Funerals of believers offer us a sacred time of reflection, remembrance, and the chance to celebrate as one of our brothers or sisters in Christ enters into heaven.
During a recent trip to Chad, I attended the funeral of a man who was a national pastor and my neighbor during my early years as a missionary there. Pastor John Ngaodanbé and his wife, Rachel, meant a lot to me, so I took the funeral as an opportunity to share some of my special memories of them.
During my very first week on the field, missionary Fran Clark introduced me to her friends and fellow believers, and we stopped at the Ngaodanbé’s home. Because I hadn’t learned the language yet, I couldn’t understand what was being said or communicate in any meaningful way. Yet John and Rachel were warm and friendly, introducing me to their nine children. The youngest was just a baby in Rachel’s arms, named Caleb. At the end of the visit, Rachel gave me two eggs. I hesitated to accept this generous gift from a young, large family that obviously needed them far more than I did! But Fran wisely counseled me to take the eggs and not refuse such an offer. I have never forgotten the warm welcome and that gift.
My first term in Chad was full of war, fear, and much suffering for the people who lived all around me. One day we received news that soldiers had killed the pastor in the village of Bao, only 30 miles north of where I lived with other TEAM missionaries. The soldiers had surrounded the village market and opened fire into the crowd. When fellow Christians started wailing and weeping at the sight of their fallen pastor, the soldiers opened fire again and shot many more people. The Ngaodanbés visited us that afternoon, sensing we might be afraid. The pastor read scripture aloud and prayed with us, asking the Lord to remove the fear from our hearts. I have never forgotten that prayer.

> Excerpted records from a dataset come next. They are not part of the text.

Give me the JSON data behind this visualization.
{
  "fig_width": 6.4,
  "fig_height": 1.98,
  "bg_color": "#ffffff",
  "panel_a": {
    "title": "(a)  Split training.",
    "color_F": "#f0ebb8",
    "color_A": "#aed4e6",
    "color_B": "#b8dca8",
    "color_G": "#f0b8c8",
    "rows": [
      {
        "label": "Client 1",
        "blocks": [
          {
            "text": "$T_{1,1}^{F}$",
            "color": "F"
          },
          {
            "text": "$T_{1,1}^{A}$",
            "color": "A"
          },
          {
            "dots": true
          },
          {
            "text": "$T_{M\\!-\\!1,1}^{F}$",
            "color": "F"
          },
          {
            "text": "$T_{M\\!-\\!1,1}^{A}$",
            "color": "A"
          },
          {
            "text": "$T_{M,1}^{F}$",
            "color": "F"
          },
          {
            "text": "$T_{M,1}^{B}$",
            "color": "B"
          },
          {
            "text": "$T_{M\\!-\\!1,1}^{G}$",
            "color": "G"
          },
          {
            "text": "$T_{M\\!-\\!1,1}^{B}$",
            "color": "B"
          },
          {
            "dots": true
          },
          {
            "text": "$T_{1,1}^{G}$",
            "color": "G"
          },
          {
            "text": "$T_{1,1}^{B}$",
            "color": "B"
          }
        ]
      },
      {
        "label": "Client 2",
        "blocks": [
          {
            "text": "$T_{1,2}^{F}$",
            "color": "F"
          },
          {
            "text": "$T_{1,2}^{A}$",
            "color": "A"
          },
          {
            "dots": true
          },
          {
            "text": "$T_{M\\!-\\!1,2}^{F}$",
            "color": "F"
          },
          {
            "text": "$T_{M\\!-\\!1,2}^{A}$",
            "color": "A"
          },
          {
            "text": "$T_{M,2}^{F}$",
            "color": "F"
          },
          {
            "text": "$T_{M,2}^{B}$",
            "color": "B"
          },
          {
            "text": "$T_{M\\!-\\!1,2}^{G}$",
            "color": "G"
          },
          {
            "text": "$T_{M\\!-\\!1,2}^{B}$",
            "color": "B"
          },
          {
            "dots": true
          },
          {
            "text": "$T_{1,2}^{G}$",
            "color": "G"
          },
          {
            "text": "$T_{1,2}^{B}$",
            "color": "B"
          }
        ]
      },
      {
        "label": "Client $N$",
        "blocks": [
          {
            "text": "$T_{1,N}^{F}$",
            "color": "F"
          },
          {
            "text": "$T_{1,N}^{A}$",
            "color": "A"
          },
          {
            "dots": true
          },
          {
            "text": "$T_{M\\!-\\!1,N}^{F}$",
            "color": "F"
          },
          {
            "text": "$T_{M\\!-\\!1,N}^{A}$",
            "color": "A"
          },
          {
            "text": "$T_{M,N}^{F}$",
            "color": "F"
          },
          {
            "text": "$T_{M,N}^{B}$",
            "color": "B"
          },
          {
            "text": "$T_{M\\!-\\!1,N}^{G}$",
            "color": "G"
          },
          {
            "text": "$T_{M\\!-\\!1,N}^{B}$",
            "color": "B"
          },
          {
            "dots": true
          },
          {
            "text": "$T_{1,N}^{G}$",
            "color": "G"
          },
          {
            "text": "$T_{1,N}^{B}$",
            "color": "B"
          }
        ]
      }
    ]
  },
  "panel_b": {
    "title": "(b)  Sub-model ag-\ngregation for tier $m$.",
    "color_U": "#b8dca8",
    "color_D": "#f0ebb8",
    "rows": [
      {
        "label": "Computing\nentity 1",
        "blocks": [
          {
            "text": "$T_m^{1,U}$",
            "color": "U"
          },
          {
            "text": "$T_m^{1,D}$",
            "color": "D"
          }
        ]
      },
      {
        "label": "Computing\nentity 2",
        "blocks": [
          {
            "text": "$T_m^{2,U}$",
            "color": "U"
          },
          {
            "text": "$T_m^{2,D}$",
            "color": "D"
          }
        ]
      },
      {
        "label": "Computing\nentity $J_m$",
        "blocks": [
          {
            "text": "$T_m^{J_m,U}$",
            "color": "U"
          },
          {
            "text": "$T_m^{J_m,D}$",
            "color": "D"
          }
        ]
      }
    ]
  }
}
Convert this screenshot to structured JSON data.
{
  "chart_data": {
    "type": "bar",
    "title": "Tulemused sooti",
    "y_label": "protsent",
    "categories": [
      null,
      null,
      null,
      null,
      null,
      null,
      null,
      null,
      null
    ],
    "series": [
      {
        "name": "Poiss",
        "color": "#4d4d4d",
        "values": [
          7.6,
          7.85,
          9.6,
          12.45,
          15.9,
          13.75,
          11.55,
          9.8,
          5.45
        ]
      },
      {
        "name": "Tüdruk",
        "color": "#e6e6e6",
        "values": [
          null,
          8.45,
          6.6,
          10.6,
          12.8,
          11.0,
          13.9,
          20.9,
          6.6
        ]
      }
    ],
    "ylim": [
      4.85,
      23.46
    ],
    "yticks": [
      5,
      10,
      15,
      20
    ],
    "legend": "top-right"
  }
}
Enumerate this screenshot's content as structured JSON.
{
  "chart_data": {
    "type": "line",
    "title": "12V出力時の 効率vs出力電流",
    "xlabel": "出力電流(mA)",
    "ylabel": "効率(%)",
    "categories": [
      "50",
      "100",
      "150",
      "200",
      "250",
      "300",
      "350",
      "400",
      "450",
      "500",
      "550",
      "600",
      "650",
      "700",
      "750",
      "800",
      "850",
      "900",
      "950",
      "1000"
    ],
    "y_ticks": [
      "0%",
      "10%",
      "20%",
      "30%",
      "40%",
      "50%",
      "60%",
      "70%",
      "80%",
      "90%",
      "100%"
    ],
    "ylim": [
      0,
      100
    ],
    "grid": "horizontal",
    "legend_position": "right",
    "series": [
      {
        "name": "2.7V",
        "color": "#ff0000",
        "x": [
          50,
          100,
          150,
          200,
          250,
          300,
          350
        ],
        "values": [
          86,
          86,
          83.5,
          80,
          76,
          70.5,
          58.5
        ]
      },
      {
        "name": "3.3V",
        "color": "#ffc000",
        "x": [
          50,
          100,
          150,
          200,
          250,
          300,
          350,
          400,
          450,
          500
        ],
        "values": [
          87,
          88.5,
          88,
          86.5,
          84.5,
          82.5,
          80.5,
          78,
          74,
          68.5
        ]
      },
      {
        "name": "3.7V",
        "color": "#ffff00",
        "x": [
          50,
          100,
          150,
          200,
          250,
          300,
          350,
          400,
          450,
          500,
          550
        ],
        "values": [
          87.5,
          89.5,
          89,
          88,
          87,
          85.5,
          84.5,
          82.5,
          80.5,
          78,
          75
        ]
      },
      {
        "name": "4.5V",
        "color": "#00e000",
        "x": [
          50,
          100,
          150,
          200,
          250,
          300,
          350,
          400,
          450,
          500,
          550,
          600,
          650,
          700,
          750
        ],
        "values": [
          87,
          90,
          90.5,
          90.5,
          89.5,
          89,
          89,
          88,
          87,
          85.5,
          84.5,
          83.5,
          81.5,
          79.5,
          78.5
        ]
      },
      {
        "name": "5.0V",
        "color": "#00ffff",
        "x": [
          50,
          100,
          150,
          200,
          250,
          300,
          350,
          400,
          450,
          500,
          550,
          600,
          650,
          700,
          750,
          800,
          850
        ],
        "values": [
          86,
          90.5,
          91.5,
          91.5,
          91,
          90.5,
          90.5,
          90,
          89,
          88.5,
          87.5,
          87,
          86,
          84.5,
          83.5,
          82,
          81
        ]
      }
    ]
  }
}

Some time later, I was riding my bicycle to visit a pastor who had recently returned to Chad after attending a conference in Europe. On my way home, a man who appeared to be mentally ill jumped on to the path just ahead of me. He was obviously agitated and was threatening me by waving two broken bricks in the air. I immediately knew where to go for safety. Taking a quick left turn, my bicycle bumped along over an old sweet potato field as I sped toward Ngaodanbé’s house. We greeted each other calmly, but the pastor’s jaw dropped when I pointed over my shoulder toward the enraged man. Ngaodanbé hurried me quickly into his house and shut the door. I could hear him and his children speaking gently to the man to calm him down. They sat him on the edge of the well and offered him a cup of water. As they led the man behind the church building next door, one of the kids burst into the house and told me to take off for home. Ngaodanbé came by to check on me just a few minutes after I arrived safely at home. I was very grateful and gave him a large squash out of my garden. I have never forgotten the refuge I found when I needed it.
At Ngaodanbé’s funeral, I read Philippians 3:17 in memory of this pastor who served as a wonderful Godly example to me and countless others: “Join with others in following my example, brothers, and take note of those who live according to the pattern we gave you.”